Enough about that, yesterday was Nacho's birthday. I felt kind of bad that I haven't gotten him anything yet. I mean him and Ryan got me some random crap and I haven't repaid the favor. I think I might get him some gift cards to Low Bob's, he would appreciate that. It was a grand ol' time over at The Dill Residence. It was just everyone hangin out, Ian, Scotty, Ryan, Dan, Katie, Ben, Meagan, Danny, and Omar. Hannah and Kara showed up when I was going home. Patterson said he was going to show, don't think he ever did. Thats not surprising though. Ian went ahead and bought a pretty nice hookah bong for his B-Day. I have to say it reminded me of a faberge egg. It was very interesting, everyone smoking and passing around in a circles. Even Ian's parents were doing it, and encouraging Carrie to. It made for one hell of a good time. After that we all jumped in the pool for some good party times. Once again, the amount of chest hair I have never seizes to amaze the crowd. I stand by the statement that I am indeed "a freaking bear."

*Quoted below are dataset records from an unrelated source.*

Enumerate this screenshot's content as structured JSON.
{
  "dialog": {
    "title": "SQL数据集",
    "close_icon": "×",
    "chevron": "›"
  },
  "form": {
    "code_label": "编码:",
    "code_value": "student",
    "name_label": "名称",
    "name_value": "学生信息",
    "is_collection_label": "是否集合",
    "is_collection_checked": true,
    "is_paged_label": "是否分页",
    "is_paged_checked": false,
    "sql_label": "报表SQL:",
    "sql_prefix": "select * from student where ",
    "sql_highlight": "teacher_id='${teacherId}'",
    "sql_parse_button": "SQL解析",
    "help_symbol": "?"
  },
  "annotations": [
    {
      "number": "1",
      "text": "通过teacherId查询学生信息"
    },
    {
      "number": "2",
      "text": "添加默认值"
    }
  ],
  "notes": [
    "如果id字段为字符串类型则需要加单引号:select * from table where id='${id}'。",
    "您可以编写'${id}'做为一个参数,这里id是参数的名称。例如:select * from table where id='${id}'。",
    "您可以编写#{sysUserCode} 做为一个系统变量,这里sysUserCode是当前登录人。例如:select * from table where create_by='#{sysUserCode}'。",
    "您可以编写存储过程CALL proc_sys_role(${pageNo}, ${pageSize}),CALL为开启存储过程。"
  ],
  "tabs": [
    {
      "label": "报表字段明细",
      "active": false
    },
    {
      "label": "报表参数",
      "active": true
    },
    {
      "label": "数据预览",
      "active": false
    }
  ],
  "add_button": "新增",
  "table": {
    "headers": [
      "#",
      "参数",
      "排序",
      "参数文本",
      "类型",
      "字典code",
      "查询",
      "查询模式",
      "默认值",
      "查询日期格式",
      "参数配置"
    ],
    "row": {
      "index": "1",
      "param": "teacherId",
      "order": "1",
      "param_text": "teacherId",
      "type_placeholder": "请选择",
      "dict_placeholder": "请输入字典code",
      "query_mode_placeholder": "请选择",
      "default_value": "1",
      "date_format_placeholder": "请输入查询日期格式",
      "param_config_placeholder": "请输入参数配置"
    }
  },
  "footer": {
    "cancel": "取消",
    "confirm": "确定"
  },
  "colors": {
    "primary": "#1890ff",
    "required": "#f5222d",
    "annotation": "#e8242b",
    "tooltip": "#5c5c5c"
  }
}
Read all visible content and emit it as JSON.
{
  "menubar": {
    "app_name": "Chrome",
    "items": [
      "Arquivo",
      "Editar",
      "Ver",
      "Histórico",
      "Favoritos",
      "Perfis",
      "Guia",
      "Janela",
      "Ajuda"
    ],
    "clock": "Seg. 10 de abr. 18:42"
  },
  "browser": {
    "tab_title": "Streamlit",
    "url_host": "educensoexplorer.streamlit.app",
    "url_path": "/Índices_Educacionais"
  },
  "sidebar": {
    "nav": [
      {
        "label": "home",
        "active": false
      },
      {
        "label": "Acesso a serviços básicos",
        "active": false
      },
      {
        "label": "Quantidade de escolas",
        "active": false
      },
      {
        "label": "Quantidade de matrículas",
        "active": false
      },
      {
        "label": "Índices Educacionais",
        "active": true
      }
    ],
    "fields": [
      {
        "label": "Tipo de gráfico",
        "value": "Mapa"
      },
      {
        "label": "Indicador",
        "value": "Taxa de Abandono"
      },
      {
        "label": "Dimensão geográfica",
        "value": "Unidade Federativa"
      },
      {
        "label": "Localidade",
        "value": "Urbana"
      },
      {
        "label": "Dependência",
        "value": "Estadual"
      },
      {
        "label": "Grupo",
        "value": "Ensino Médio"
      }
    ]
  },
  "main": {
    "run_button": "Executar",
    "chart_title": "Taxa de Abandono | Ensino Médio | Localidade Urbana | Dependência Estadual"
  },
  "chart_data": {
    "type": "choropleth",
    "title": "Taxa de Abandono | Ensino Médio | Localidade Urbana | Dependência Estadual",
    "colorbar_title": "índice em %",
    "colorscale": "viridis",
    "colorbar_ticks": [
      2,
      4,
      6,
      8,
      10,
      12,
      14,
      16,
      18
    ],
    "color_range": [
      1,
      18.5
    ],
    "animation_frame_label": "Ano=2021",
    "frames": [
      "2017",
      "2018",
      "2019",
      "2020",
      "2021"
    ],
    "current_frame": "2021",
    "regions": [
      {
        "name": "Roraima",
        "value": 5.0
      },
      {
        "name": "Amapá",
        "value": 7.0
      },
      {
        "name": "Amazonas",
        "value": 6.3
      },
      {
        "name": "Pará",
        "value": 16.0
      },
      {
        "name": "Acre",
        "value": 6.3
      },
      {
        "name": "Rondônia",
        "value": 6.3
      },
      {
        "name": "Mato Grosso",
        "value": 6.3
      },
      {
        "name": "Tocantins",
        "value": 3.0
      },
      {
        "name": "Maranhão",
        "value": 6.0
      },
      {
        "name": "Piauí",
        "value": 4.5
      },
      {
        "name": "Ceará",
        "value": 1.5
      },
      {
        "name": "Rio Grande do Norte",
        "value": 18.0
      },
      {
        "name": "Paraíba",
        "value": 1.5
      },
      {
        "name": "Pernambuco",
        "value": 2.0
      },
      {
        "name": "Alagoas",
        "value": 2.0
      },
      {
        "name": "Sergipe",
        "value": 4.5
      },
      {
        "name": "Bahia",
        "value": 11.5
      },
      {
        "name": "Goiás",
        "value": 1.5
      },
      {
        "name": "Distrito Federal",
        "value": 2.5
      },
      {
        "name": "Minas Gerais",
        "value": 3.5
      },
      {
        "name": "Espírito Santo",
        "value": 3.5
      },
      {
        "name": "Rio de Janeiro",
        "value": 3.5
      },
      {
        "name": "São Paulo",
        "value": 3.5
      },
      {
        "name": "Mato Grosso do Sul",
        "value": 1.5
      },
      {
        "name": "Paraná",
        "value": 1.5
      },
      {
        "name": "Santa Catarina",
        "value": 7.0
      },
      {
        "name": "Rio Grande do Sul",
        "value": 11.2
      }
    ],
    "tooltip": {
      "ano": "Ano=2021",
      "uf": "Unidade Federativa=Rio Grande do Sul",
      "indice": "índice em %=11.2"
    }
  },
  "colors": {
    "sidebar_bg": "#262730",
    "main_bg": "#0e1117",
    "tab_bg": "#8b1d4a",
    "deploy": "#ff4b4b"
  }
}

I went and gave blood today at the Harris Library. Its always fun giving blood, I've only done it twice but its well worth it. They actually got blood out of my arm this time, they didn't have to stick me twice like the people at Penn had to. It was also good because I got to have some reading material wilst getting blood drawn. I figured I didn't have enough time to read an actually book, so I just grabbed the Rolling Stone and went to town. I just happened to notice that they gave the new White Stripes album, Get Behind Me Satan, 4 1/2 stars. I have had my doubts about the White Stripes, but I do have to say that Jack White knows what hes doing. I was opened up to the latest Loretta Lynn album via Dan. That had something to do with Jack White, and I think that the album is gold. I'll have to check it out though, see if its 4 1/2 star material.
I shaved my beard yesterday. I wanted to get one of those cool looking Civil War beards that grow from the sideburns into the 'stache. So, I got home from Ian's house and that was the first thing I did. I didn't want to completely do that though, I wanted to do something that I have never seen. I figured I would do the Civil War beard, and have a sole patch, It turned out pretty sick. I have an obsession with facial hair and making it look unique, can that be considered art?
I'll end on saying that The 'I' in Team has a show at Sufficient Grounds on Friday and all who read this should go. It is going to be the best thing happening to you on Friday. For those who don't know, The 'I' in Team is Johnny C and Dan. I have never missed one of Dan's shows and I don't plan on this being the first. Be there or be square. See you in the funny papers.
3 Comments:
Yes, the record is very tear jerking. I'm sorry about Theresa too, I thought it was something good. Apparently I was mistaken for a fool...again. Whats going on tomorrow morning? Did I miss something? I blame it on Xanga.
*Tear* that's it, sorry about the old break up. Good thing I never got attatched. Sorry you did. It isn't so bad, there are worse things... can't think of any right now and don't want them to try and come true either.
I always get attached ChelC, thats how I am. Apparently I got too attached, I can't help it though. I guess I could, but I just want to find something I can hold on to. I've never known the feeling of envy or jealousy, but the more I look around and see hands being held and just happiness. I want that...I had it...and I chased it way.